Integer decomposition of dilated integral polytopes

The answer is YES in the following stronger form:

Lemma 1: Let $d>n$ and let $p\in dP\cap \mathbb{Z}^n$. Then there is an $i\in\{1,\dots, n\}$ and points $p'\in iP\cap \mathbb{Z}^n$, $p_1,\dots, p_{d-i}\in P\cap \mathbb{Z}^n$ such that $$ p = p' + p_1 + \cdots + p_{d-i}. $$

For the proof I will (as is customary in this type of problems) work on the cone over $P$, defined as follows: $$ C_P := \operatorname{pos}(P\times \{1\}) \subset \mathbb{R}^{n+1}. $$ Observe that $dP$ can be identified with $C_P \cap \{x_{n+1}=d\}$. I call height of a point in $C_P$ the value of its last coordinate, so that integer points at height $d$ are identified with integer points in $dP$. Lemma 1 is equivalent to:

Lemma 2: Let $p\in C_P\cap \mathbb{Z}^{n+1}$ be an integer point at height $d> n$. Then, there is a point $p'\in C_P$ at a certain height $i\in \{1,\dots,n\}$ and integer points points $p_1,\dots, p_{d-i}$ such that $p=p' + p_1 + \cdots + p_{d-i}$.

Proof of Lemma 2: There is no loss of generality in assuming that $P$ is a simplex (if not, consider an integer triangulation of $P$ and apply the result to each individual simplex). So, let $v_1,\dots,v_{n+1}$ be the vertices of $P$, considered as points in $C_P$ at height one, and let $Z$ be the unit parallelepiped obtained as the Minkowski sum of the segments $Ov_i$.

The cone $C_P$ can be tiled by integer translations of $Z$; more precisely, it is tiled by all translations $v+Z$ where $v$ runs over the integer non-negative combinations of the $v_i$'s. Thus, $p$ can be decomposed as $p'+v$, where $p'$ is an integer point in $Z$ and $v$ is an integer non-negative combination of the $v_i$'s.

Except in the trivial cases where $p'=O$ or $p'$ is the sum of all the $v_i$'s, the integer point $p'$ in $Z$ has height between $1$ and $n$, which finishes the proof. QED

Somewhat belatedly (four years later), I noticed that the Shapley-Folkman lemma (https://en.wikipedia.org/wiki/Shapley%E2%80%93Folkman_lemma) yields a strong version of the result. SF says (as a special case) that if $S$ is a subset of $n$-dimensional Euclidean space, and we set $P$ to be its convex hull, then when $d > n$, for all $x$ in $dP$, there exists $y $ in $nP$ such that $x - y$ is a sum of $n-d$ elements of $S$.

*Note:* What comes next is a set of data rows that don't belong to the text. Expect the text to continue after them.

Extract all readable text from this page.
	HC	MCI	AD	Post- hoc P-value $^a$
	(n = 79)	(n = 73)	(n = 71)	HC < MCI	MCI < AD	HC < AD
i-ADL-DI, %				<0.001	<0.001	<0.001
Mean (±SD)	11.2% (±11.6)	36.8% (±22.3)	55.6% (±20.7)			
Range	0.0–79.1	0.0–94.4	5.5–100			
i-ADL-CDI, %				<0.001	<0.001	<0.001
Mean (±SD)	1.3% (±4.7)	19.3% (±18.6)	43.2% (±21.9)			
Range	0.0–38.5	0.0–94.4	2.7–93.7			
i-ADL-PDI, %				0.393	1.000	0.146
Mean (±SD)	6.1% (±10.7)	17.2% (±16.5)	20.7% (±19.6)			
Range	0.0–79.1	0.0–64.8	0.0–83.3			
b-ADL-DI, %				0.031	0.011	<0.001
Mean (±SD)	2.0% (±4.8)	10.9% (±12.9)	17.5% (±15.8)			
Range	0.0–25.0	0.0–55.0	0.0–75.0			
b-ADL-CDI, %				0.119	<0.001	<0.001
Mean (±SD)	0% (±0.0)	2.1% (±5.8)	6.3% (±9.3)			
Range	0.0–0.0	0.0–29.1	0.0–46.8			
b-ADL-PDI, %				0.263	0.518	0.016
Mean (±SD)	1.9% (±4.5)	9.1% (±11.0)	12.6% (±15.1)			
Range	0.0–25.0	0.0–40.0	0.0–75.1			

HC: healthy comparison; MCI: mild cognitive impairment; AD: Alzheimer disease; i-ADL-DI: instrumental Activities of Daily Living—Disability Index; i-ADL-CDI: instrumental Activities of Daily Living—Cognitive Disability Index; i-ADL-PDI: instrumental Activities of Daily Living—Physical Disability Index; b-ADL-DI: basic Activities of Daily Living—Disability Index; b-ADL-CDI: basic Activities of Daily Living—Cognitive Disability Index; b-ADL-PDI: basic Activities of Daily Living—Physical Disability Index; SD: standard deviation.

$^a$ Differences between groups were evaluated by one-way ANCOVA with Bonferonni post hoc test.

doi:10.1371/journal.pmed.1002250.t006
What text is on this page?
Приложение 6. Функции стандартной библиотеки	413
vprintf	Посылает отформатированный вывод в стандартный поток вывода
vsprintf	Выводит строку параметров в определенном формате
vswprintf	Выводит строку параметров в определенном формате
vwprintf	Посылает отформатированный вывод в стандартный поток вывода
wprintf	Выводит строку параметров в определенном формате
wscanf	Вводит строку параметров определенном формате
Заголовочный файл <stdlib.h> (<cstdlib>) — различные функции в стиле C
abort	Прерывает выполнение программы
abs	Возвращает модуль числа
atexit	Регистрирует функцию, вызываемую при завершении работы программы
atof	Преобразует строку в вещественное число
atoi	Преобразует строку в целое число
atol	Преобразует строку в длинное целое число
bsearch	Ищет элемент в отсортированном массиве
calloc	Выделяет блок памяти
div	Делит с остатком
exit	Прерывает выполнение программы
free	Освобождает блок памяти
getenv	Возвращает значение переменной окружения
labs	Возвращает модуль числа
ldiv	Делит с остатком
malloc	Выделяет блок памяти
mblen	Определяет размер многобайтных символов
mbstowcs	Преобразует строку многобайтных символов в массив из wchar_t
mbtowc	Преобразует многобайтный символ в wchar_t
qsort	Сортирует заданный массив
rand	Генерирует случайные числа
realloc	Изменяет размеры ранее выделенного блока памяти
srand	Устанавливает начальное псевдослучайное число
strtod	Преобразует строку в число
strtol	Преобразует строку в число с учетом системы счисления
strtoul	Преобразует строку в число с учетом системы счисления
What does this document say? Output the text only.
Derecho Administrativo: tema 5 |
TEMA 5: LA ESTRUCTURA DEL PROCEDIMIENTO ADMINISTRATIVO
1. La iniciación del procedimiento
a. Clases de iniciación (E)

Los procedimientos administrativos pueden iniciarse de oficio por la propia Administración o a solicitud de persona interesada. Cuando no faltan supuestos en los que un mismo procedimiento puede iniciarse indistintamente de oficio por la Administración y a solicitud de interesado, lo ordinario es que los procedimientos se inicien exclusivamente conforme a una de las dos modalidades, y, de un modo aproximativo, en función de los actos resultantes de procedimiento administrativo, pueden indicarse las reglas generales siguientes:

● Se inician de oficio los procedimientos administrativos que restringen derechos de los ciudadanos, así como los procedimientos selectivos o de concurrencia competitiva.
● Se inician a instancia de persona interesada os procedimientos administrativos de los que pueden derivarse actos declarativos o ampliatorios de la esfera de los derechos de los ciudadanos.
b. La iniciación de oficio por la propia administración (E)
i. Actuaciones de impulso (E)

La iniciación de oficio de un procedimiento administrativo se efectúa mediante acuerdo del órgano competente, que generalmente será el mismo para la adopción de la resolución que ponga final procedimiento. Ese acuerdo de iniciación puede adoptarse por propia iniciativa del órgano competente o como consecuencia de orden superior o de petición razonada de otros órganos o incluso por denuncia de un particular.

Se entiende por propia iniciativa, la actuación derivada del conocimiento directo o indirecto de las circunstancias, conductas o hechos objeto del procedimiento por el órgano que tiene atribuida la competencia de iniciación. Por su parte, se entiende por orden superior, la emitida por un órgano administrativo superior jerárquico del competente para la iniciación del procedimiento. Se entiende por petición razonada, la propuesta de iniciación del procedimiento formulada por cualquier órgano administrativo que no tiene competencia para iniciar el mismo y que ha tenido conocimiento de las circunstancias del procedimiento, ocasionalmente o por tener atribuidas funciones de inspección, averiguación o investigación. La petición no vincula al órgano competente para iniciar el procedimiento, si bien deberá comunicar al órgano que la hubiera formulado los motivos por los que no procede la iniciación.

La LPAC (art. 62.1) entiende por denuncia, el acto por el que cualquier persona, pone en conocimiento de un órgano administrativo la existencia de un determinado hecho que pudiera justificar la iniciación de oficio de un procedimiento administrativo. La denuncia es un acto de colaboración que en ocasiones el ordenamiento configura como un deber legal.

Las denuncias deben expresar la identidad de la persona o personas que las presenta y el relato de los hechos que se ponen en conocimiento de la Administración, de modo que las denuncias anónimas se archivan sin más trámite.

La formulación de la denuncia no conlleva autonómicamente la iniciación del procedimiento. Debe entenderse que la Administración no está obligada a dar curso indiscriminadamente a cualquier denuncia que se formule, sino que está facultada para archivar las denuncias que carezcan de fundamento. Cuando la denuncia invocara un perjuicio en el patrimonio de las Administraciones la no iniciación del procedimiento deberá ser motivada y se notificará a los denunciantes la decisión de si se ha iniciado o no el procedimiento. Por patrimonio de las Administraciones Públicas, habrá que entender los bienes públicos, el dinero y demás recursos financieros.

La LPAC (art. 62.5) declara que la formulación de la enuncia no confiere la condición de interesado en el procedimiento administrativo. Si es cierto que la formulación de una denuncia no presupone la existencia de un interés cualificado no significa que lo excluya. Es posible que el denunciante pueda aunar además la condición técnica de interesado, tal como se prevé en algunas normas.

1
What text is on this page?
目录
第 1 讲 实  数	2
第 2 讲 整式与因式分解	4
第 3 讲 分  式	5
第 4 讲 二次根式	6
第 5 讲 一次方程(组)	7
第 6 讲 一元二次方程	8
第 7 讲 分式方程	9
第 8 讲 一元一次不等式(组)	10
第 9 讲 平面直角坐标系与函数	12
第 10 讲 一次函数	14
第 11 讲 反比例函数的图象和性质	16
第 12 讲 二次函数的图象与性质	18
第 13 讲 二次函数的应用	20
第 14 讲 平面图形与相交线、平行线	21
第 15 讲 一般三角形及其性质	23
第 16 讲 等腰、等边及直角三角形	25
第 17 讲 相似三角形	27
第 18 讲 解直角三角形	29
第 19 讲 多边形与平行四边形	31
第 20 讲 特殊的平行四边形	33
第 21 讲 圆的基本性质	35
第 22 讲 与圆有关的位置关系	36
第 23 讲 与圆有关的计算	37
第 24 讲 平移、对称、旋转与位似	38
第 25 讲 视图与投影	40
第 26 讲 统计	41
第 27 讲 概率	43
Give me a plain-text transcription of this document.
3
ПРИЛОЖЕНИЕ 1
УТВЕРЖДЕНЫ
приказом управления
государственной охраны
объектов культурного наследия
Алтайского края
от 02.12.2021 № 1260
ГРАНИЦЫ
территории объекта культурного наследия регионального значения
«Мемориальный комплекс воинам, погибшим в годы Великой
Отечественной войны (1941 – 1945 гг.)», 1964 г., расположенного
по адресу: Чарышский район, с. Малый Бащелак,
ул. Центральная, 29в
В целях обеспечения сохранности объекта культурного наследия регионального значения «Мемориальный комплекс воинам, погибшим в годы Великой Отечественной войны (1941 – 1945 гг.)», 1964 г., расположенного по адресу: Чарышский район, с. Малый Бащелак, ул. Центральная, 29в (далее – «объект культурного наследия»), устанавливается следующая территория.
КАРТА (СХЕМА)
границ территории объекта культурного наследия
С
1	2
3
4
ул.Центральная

So let $S = P \cap {\bf Z^n}$. For $x$ in $dP \cap {\bf Z^n}$, SF implies there is a decomposition $x = y + w$ where $w$ is a sum of $d-n$ elements of $S$ and $y \in dP$. Then $y = x-w$ is in ${\bf Z^n}$ (since $x$ and $w$ are). Hence $y \in nP \cap {\bf Z^n}$, yielding a stronger result: $dP \cap {\bf Z^n} = nP \cap {\bf Z^n} + ( S + \dots + S)$ with $d-n$ copies of $S$.